Role & Contribution
Environment & Level Design - Responsible for conceptualizing, sculpting, and assembling the game level dedicated to the introduction cut-scene.
Cinematic Artist - Handled camera choreography, lighting setup and setting up real-time sequences.
Technical Focus - Ensured optimal scene composition, asset placement, and rendering performance for the in-game sequence and brand assets.

Goal & Challenge
The goal was to create an immersive, mood-setting introductory cinematic for the game that immediately established the world's unique atmosphere and visual language. The challenge involved integrating high-quality visuals with optimized assets. This introduction cut-scene was of great importance as it sets up the whole premise of the world that the player can explore and aids in telling the story of the game without any words or dialogue.

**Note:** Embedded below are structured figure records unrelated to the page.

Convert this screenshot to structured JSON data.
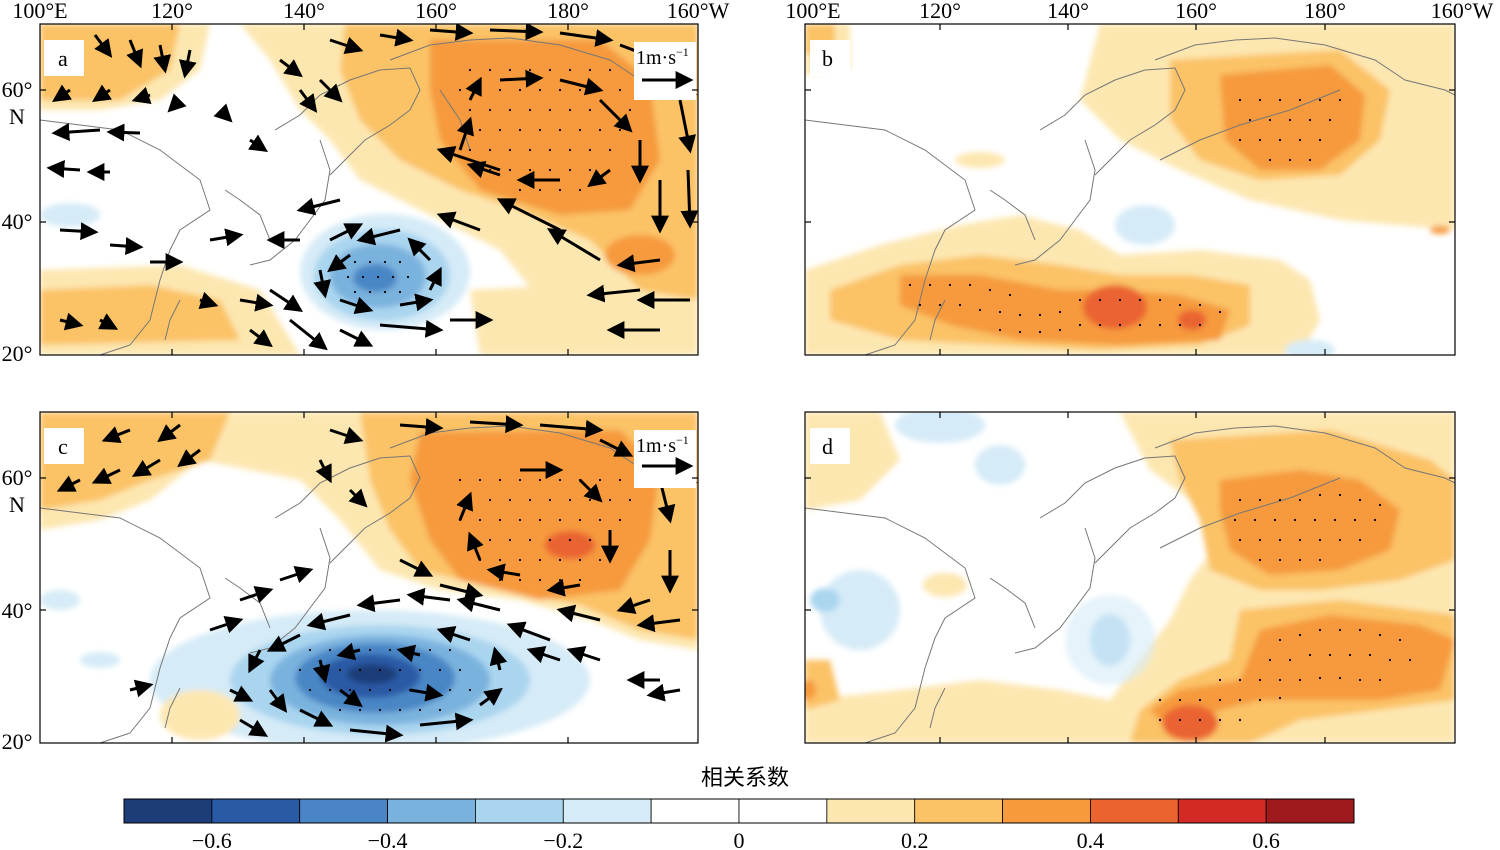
{
  "figure": {
    "lon_labels": [
      "100°E",
      "120°",
      "140°",
      "160°",
      "180°",
      "160°W"
    ],
    "lat_labels": [
      "60°",
      "40°",
      "20°"
    ],
    "lat_unit": "N",
    "reference_vector": "1m·s",
    "reference_vector_exp": "−1"
  },
  "panels": [
    {
      "id": "a",
      "letter": "a",
      "vectors": true
    },
    {
      "id": "b",
      "letter": "b",
      "vectors": false
    },
    {
      "id": "c",
      "letter": "c",
      "vectors": true
    },
    {
      "id": "d",
      "letter": "d",
      "vectors": false
    }
  ],
  "colorbar": {
    "title": "相关系数",
    "tick_labels": [
      "−0.6",
      "−0.4",
      "−0.2",
      "0",
      "0.2",
      "0.4",
      "0.6"
    ],
    "tick_values": [
      -0.6,
      -0.4,
      -0.2,
      0,
      0.2,
      0.4,
      0.6
    ],
    "boundaries": [
      -0.7,
      -0.6,
      -0.5,
      -0.4,
      -0.3,
      -0.2,
      -0.1,
      0,
      0.1,
      0.2,
      0.3,
      0.4,
      0.5,
      0.6,
      0.7
    ],
    "colors": [
      "#1d3d78",
      "#2a5aa6",
      "#4a86c5",
      "#7ab2de",
      "#aad5ef",
      "#d5ebf7",
      "#ffffff",
      "#ffffff",
      "#fde7b0",
      "#fbc266",
      "#f69a3c",
      "#ea6430",
      "#d42a26",
      "#9e1a1c"
    ]
  }
}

Process & Creative Strategy
This project started with an idea to set up the premise for a world waiting to be explored while alluding to the ending of the first game (Spirit of the North). I initially thought of the concept and together with the creative director, developed it into a short synopsis. Environments were designed using existing assets from the main game, rearranged in certain shots for optimization and composition. The lighting was carefully designed to transition from a bright, morning mood to a dark, mystical atmosphere featuring the Aurora Borealis. The cinematic path was meticulously planned in Sequencer, focusing on smooth camera work to highlight the established environments and key narrative elements.

Because there were a lot of technical challenges of loading and unloading assets instantaneously across a large map, we decided to make a separate, smaller level for the intro cutscene. 

I copied a lot of already asssembled assets from the main level to the cutscene level. Sometimes arranging things in a new way to accomodate for the camera framing.

Added UI elements like the game title, studio logo and names of the main developers. You can control the timing of these elements in the sequencer timeline.

In the actual game level, these giant stones are not bunched up together like this. Environments that are solely created for the purpose of a cutscene has a lot of flexibility in terms of how I can re-arrange things.

Setting up sequences in different corners of the level after arranging all the assets for the shots.

Lighting and time of day can be controlled via sequencer and it's easy to dictate what kind of time I want for each shot. However it's often a good idea to stick to gradual and progressive change in the time and lighting because a big instant change has lots of technical challenges when the cutscene has to be rea-time.

For anyone who has played the first game, this shot would have been a throwback.